Le programme Insadder vise deux segments d’entreprises ; celles qui n’ont jamais exporté et qui veulent exporter pour la première fois et celles qui ont déjà occasionnellement exporté ou exportent et veulent augmenter leurs exportations. L’essentiel est que les entreprises sélectionnées aient un potentiel d’exportation. Pour les entreprises qui exportent pour plus de 30% de leur chiffre d’affaires, elles ne sont pas éligibles, parce qu’au-delà de ce taux, on les considère exportatrices.

Passons maintenant aux critères de sélection, notre évaluation se base sur cinq volets. Il y a tout d’abord l’assise financière. En effet, les bénéficiaires doivent avoir des finances et une situation fiscale saine leur permettant d’investir dans les opérations d’export étant donné que ce parcours nécessite des fonds importants. Le deuxième volet est d’avoir un potentiel d’exportation. Ceci concerne notamment l’exportabilité des produits et leur potentiel sur le marché, les destinations qui sont capables de les absorber… Dans ce cadre, le programme choisit les entreprises qui ont le plus de potentiel à l’export, qui est composé de la compétitivité du produit en fonction des besoins du marché.

S’agissant de la maturité digitale au niveau interne et externe, cela comprend la digitalisation de l’administration, des finances, de la gestion de l’entreprise…A ce niveau-là, il n’est pas inutile de rappeler que les statistiques sont parfois étranges quand on sait que plus de 50% des entreprises n’ont pas un site web. Il faut aussi digitaliser le processus de production puisqu’aujourd’hui, on parle  de l’industrie 3.0, de l’intelligence artificielle…Il y a donc tout un travail à faire à ce niveau-là car c’est une approche intégrée qui concerne toute l’entreprise et toutes ses fonctions allant de l’approvisionnement jusqu’à la commercialisation.

On s’intéresse aussi à l’évaluation du management de l’entreprise, sa gouvernance… Finalement mais pas moins important, un diagnostic global de l’entreprise sera établi par les experts du programme et de la Berd pour évaluer sa compétitivité.

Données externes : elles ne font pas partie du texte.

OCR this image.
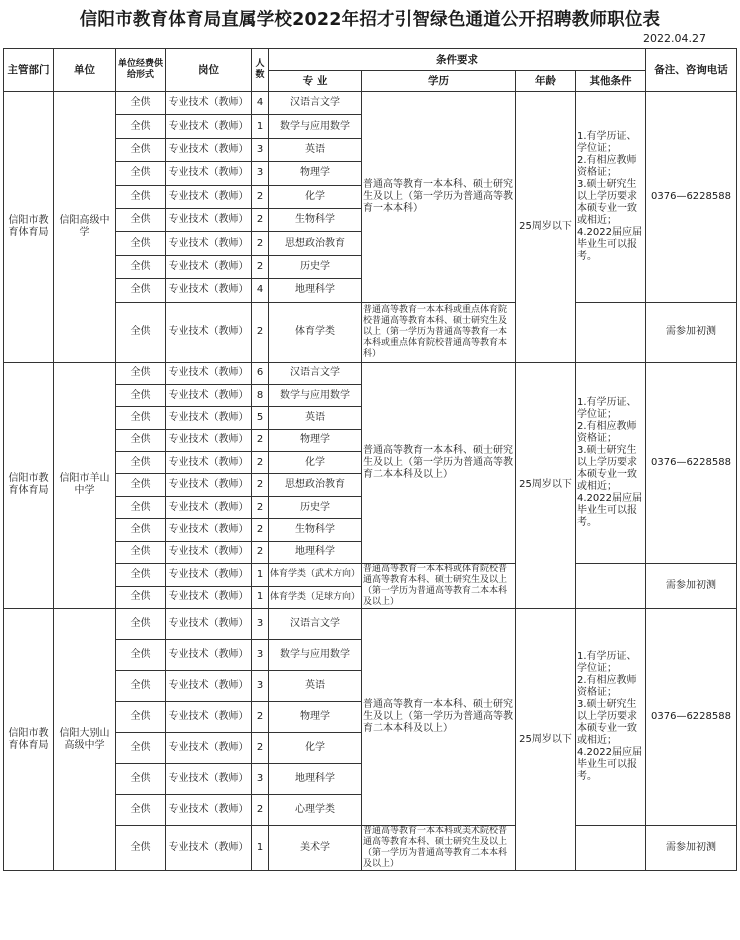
信阳市教育体育局直属学校2022年招才引智绿色通道公开招聘教师职位表
2022.04.27
主管部门	单位	单位经费供给形式	岗位	人数	条件要求				备注、咨询电话
					专 业	学历	年龄	其他条件	
信阳市教育体育局	信阳高级中学	全供	专业技术（教师）	4	汉语言文学	普通高等教育一本本科、硕士研究生及以上（第一学历为普通高等教育一本本科）	25周岁以下	1.有学历证、学位证；
2.有相应教师资格证；
3.硕士研究生以上学历要求本硕专业一致或相近；    4.2022届应届毕业生可以报考。	0376—6228588
		全供	专业技术（教师）	1	数学与应用数学				
		全供	专业技术（教师）	3	英语				
		全供	专业技术（教师）	3	物理学				
		全供	专业技术（教师）	2	化学				
		全供	专业技术（教师）	2	生物科学				
		全供	专业技术（教师）	2	思想政治教育				
		全供	专业技术（教师）	2	历史学				
		全供	专业技术（教师）	4	地理科学				
		全供	专业技术（教师）	2	体育学类	普通高等教育一本本科或重点体育院校普通高等教育本科、硕士研究生及以上（第一学历为普通高等教育一本本科或重点体育院校普通高等教育本科）			需参加初测
信阳市教育体育局	信阳市羊山中学	全供	专业技术（教师）	6	汉语言文学	普通高等教育一本本科、硕士研究生及以上（第一学历为普通高等教育二本本科及以上）	25周岁以下	1.有学历证、学位证；
2.有相应教师资格证；
3.硕士研究生以上学历要求本硕专业一致或相近；    4.2022届应届毕业生可以报考。	0376—6228588
		全供	专业技术（教师）	8	数学与应用数学				
		全供	专业技术（教师）	5	英语				
		全供	专业技术（教师）	2	物理学				
		全供	专业技术（教师）	2	化学				
		全供	专业技术（教师）	2	思想政治教育				
		全供	专业技术（教师）	2	历史学				
		全供	专业技术（教师）	2	生物科学				
		全供	专业技术（教师）	2	地理科学				
		全供	专业技术（教师）	1	体育学类（武术方向）	普通高等教育一本本科或体育院校普通高等教育本科、硕士研究生及以上（第一学历为普通高等教育二本本科及以上）			需参加初测
		全供	专业技术（教师）	1	体育学类（足球方向）				
信阳市教育体育局	信阳大别山高级中学	全供	专业技术（教师）	3	汉语言文学	普通高等教育一本本科、硕士研究生及以上（第一学历为普通高等教育二本本科及以上）	25周岁以下	1.有学历证、学位证；
2.有相应教师资格证；
3.硕士研究生以上学历要求本硕专业一致或相近；    4.2022届应届毕业生可以报考。	0376—6228588
		全供	专业技术（教师）	3	数学与应用数学				
		全供	专业技术（教师）	3	英语				
		全供	专业技术（教师）	2	物理学				
		全供	专业技术（教师）	2	化学				
		全供	专业技术（教师）	3	地理科学				
		全供	专业技术（教师）	2	心理学类				
		全供	专业技术（教师）	1	美术学	普通高等教育一本本科或美术院校普通高等教育本科、硕士研究生及以上（第一学历为普通高等教育二本本科及以上）			需参加初测
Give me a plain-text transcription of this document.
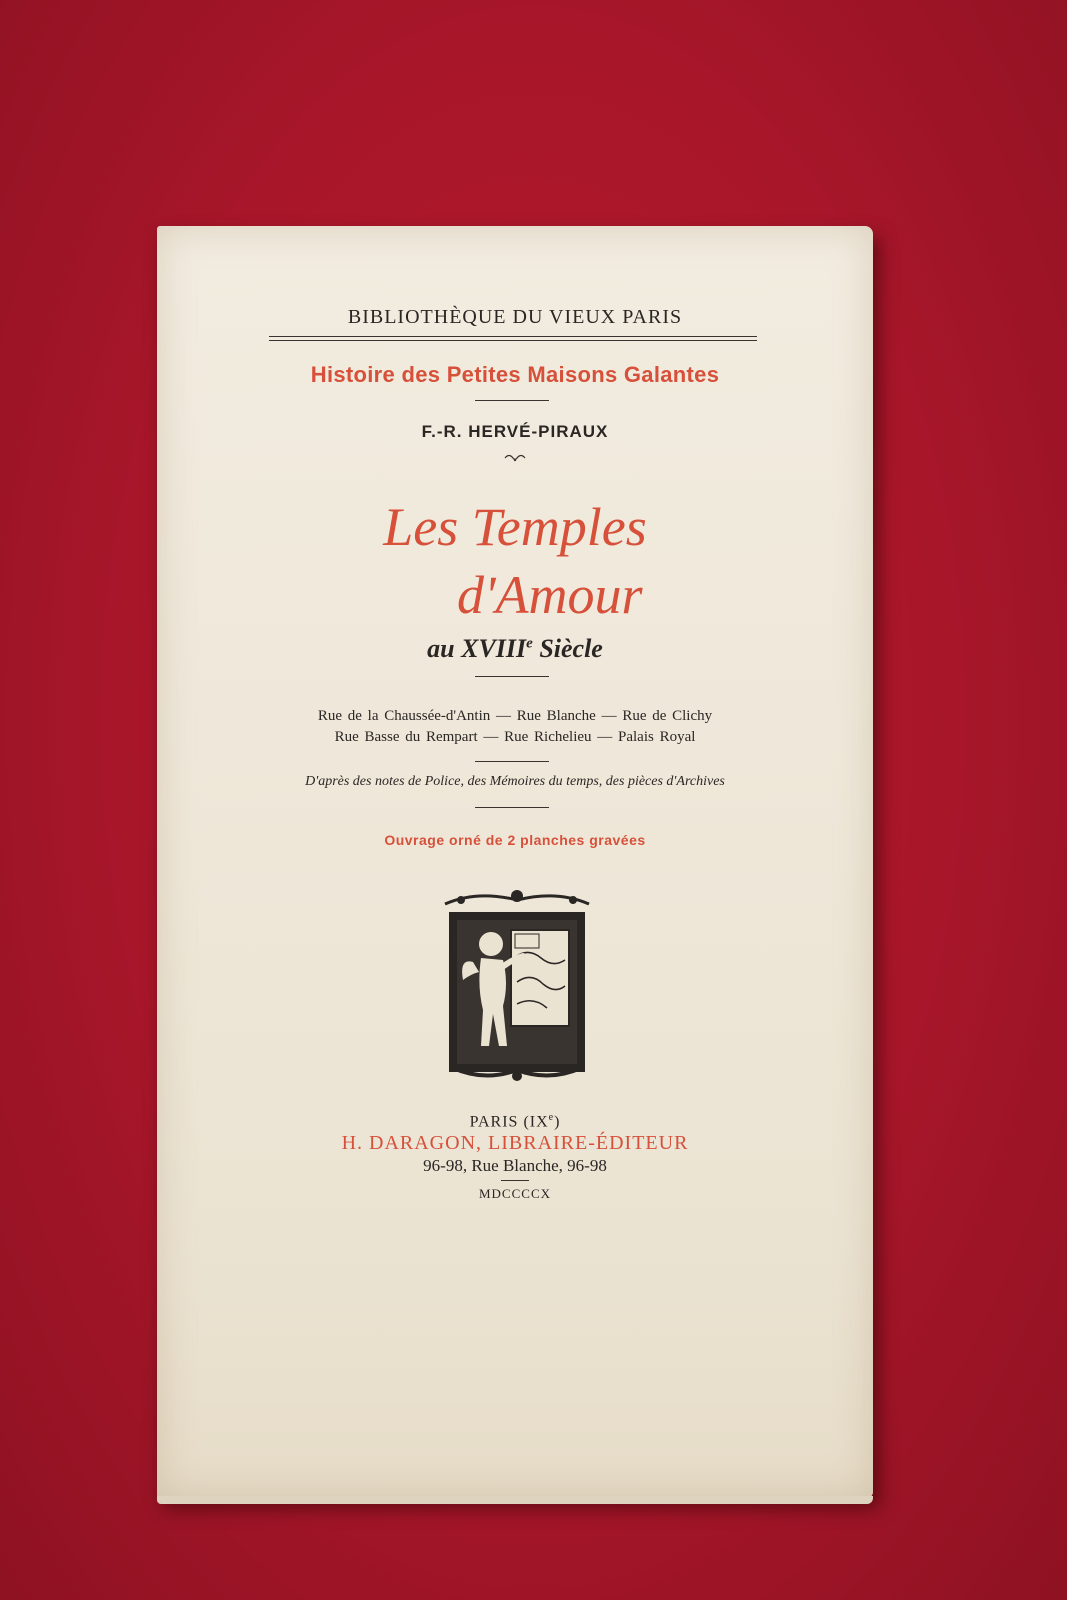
BIBLIOTHÈQUE DU VIEUX PARIS
Histoire des Petites Maisons Galantes
F.-R. HERVÉ-PIRAUX
Les Temples
d'Amour
au XVIIIe Siècle
Rue de la Chaussée-d'Antin — Rue Blanche — Rue de Clichy
Rue Basse du Rempart — Rue Richelieu — Palais Royal
D'après des notes de Police, des Mémoires du temps, des pièces d'Archives
Ouvrage orné de 2 planches gravées
PARIS (IXe)
H. DARAGON, LIBRAIRE-ÉDITEUR
96-98, Rue Blanche, 96-98
MDCCCCX
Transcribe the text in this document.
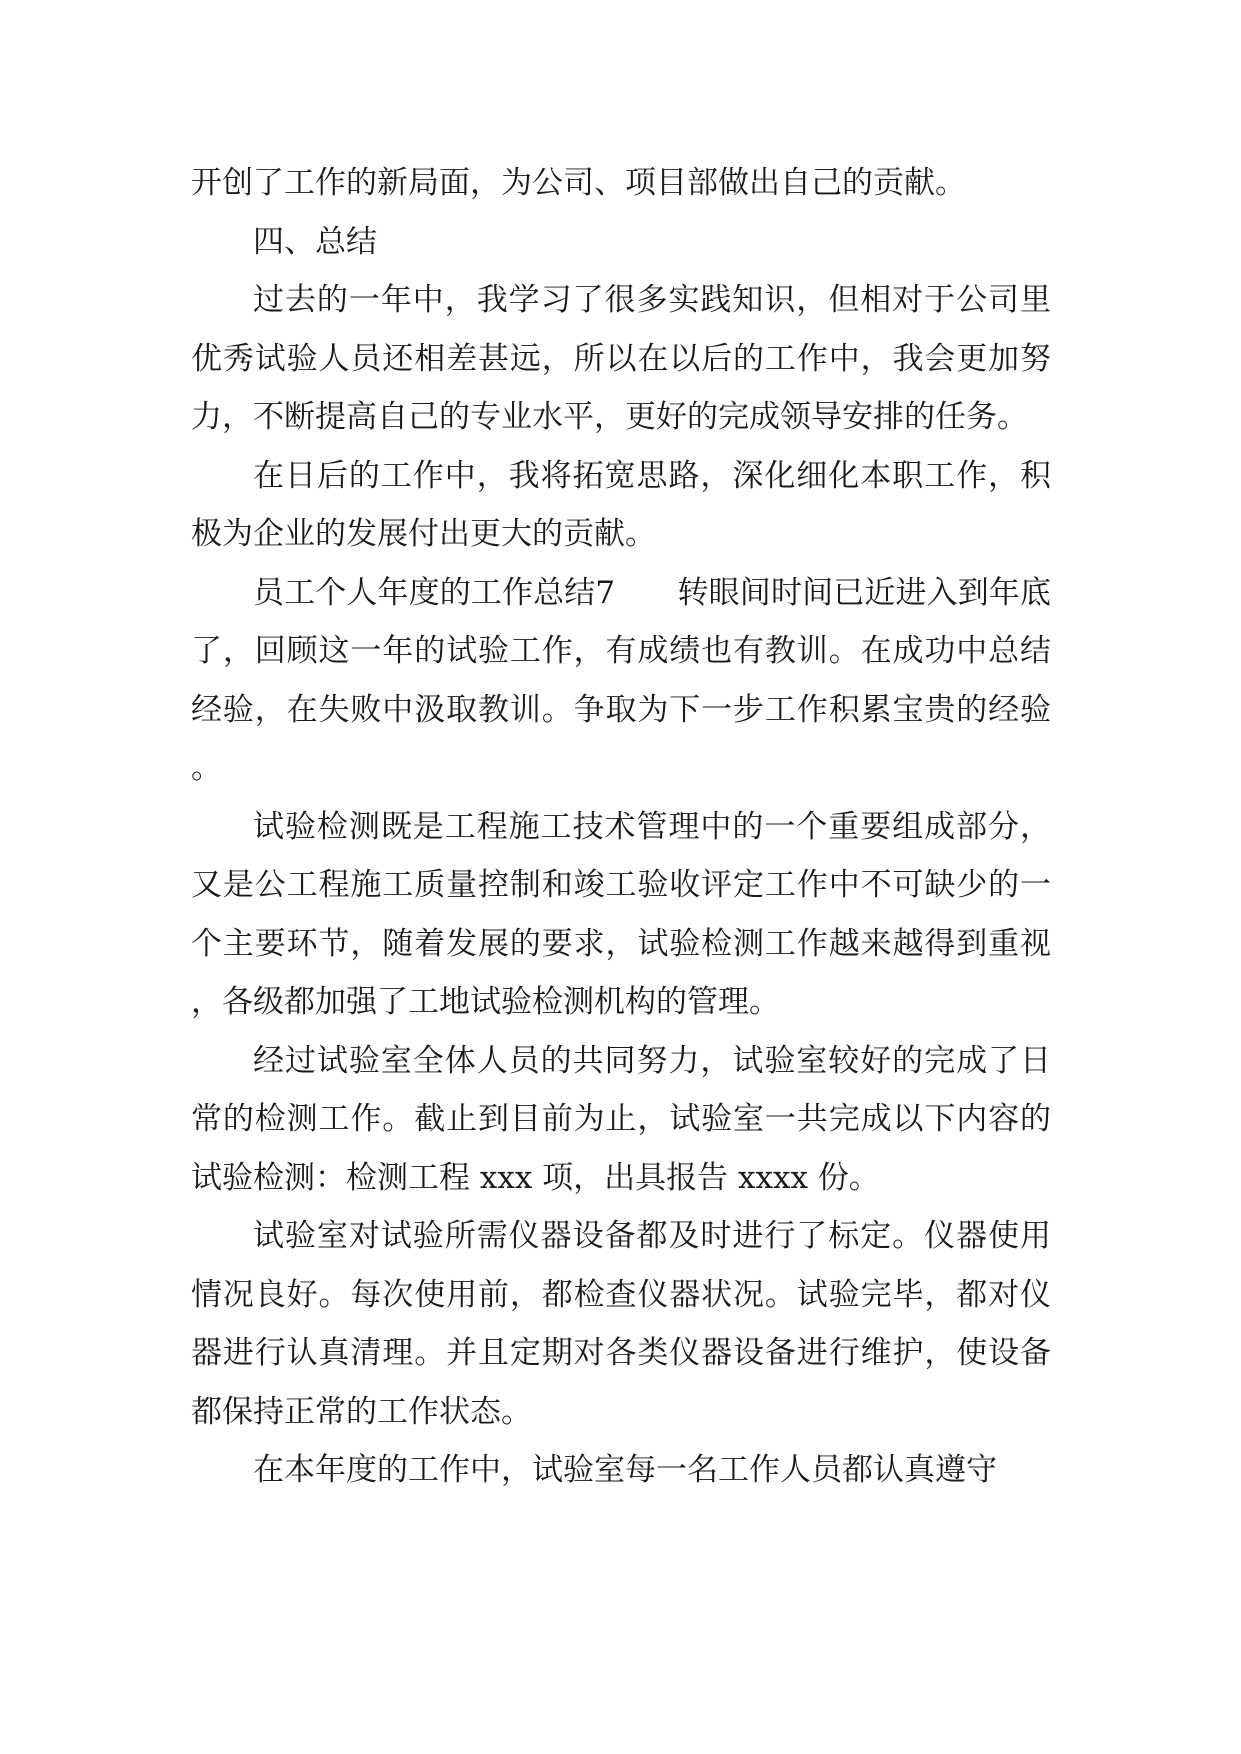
开创了工作的新局面，为公司、项目部做出自己的贡献。

四、总结

过去的一年中，我学习了很多实践知识，但相对于公司里优秀试验人员还相差甚远，所以在以后的工作中，我会更加努力，不断提高自己的专业水平，更好的完成领导安排的任务。

在日后的工作中，我将拓宽思路，深化细化本职工作，积极为企业的发展付出更大的贡献。

员工个人年度的工作总结7　　转眼间时间已近进入到年底了，回顾这一年的试验工作，有成绩也有教训。在成功中总结经验，在失败中汲取教训。争取为下一步工作积累宝贵的经验。

试验检测既是工程施工技术管理中的一个重要组成部分， 又是公工程施工质量控制和竣工验收评定工作中不可缺少的一个主要环节，随着发展的要求，试验检测工作越来越得到重视，各级都加强了工地试验检测机构的管理。

经过试验室全体人员的共同努力，试验室较好的完成了日常的检测工作。截止到目前为止，试验室一共完成以下内容的试验检测：检测工程 xxx 项，出具报告 xxxx 份。

试验室对试验所需仪器设备都及时进行了标定。仪器使用情况良好。每次使用前，都检查仪器状况。试验完毕，都对仪器进行认真清理。并且定期对各类仪器设备进行维护，使设备都保持正常的工作状态。

在本年度的工作中，试验室每一名工作人员都认真遵守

Par ailleurs, nous nous orientons vers l’économie verte et l’inclusion (de la femme, des jeunes et le développement régional). En effet, au niveau de la Berd, on essaie de favoriser tout ce qui est vert et environnemental avec deux objectifs principaux: améliorer la résilience contre les changements climatiques et diminuer leurs risques. Et donc, toutes les lignes qui seront financées doivent avoir une composante verte car d’ici à 5 ans, l’entreprise tunisienne ne peut plus vendre ses produits sur le marché européen si elle ne montre pas son effort sur la décarbonisation, si elle ne respecte pas certains seuils sur les émissions de gaz… Et donc, elle doit respecter les normes internationales en matière d’environnement, de social et de gouvernance (ESG) en favorisant la bonne gouvernance.

Le nombre d’entreprises sélectionnées reste faible par rapport au montant alloué à ce programme. Comment expliquez-vous ce choix ?

Bien que le budget soit important, le nombre final des entreprises bénéficiaires sera restreint. On vise au total 75 entreprises, alors qu’avec 23 millions d’euros, on peut financer entre 400 et 500 entreprises. Mais pour ce projet, on a opté pour le travail sur le long terme avec les entreprises sélectionnées parce qu’on veut assurer l’impact. De ce fait, chaque entreprise n’aura pas droit à une seule intervention mais à plusieurs interventions de plusieurs experts, à la formation, à un cofinancement des autorisations et des certificats à l’export…le tout, selon le besoin de chaque entreprise et selon le secteur d’activité. C’est au cas par cas. Donc, l’idée c’est de travailler à moyen et à long termes et chaque entreprise sera accompagnée sur une période de deux à trois ans avec comme objectif principal de réaliser sa première exportation ou réussir à augmenter sa part d’exportation à la fin du programme.

Vous dites donc qu’il existe plusieurs zones d’intervention selon le besoin ?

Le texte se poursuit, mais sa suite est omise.